Making me wish I'd posted my Christmas Dr Who predictions, because...


I've been saying for ages that David Morrissey wasn't *really* going to be a future incarnation of the Doctor in the Christmas special. There was too much emphasis on the idea that he was, it was too close to the River Song story (not that they never repeat an idea, cf Father's Day and a certain recent Sarah Jane adventure), etc, etc.

But anyway, I thought it was a brilliant episode - indeed, the best of the recent Christmas specials IMO. The story was pitched just right, I liked the Dickensian feel of it[1], it fitted nicely into an hour, and although some of it was a little predictable it kept my attention.

And wasn't David Morrissey brilliant in it as the fake Doctor, AKA Jackson Lake (or whatever his name was)? He was great as someone who wasn't the Doctor who had been convinced that he was (which is all I ever saw in him, because I never believed he was the real Doctor anyway), and he added a lovely, warm sympathetic strand to the episode, which is just what a Christmas special needs.

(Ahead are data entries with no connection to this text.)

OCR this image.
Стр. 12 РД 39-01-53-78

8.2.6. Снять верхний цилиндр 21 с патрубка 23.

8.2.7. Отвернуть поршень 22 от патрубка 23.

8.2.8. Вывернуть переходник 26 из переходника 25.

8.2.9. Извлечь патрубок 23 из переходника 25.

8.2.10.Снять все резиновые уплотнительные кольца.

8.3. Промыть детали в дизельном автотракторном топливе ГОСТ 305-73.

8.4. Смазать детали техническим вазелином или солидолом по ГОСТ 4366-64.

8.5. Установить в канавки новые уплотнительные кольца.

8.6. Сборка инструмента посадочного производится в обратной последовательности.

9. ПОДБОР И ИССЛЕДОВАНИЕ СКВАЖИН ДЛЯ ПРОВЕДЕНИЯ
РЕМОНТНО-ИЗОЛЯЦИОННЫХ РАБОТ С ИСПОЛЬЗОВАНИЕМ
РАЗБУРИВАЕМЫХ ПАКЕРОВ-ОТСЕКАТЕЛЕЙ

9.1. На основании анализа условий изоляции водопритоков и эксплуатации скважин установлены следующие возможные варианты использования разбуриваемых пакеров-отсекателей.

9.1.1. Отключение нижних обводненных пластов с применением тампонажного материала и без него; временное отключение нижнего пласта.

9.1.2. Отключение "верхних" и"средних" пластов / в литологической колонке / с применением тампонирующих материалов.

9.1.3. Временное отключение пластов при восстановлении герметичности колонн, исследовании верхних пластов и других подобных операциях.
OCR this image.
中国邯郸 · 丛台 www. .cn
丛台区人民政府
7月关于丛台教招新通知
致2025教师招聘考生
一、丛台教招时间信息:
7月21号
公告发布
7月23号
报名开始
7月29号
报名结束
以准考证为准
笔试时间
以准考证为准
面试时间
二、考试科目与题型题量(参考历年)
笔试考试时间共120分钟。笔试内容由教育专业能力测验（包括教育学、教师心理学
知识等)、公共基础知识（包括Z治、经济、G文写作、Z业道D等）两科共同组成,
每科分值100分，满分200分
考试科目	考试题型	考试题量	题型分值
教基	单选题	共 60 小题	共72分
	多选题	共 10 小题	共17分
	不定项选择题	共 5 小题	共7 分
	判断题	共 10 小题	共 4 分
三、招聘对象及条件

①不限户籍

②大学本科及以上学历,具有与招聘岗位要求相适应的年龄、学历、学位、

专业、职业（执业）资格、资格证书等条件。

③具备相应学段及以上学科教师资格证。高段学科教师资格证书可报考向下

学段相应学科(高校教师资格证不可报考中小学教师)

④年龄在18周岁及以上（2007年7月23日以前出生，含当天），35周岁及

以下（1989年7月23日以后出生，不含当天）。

Oh, and have I ever mentioned that David Morrissey's sister was my games and biology teacher at school? :D Not that I got on with her particularly well (didn't really have very much to do with her, though her husband was my form teacher in 4th and 5th year), but from watching David Morrissey in DW (I hadn't watched him in anything before) I think he's lovely. It's nice to see a proper scouser becoming such a respected popular actor too, because, what with the stigmata[2] that are attached to being scouse, it's not something you see very often. But if you've heard him speak you'll know he hasn't lost his accent, despite living down south and being married to Esther Freud.

So, that puts me in very good stead for the six degrees of separation game - two steps to Dr Who, and two steps to Sigmund Freud ;)

But anyway, back to the episode. Let's just say it was brilliant and leave it at that.

[1] Victorian London, children in a workhouse, the industrial revolution, exciting metal things, a father parted from his family, and so on.
[2] That *is* the plural of stigma, really!

ETA: You know the fluffy Cybershades? Did they remind anyone else of the trolls in Willow?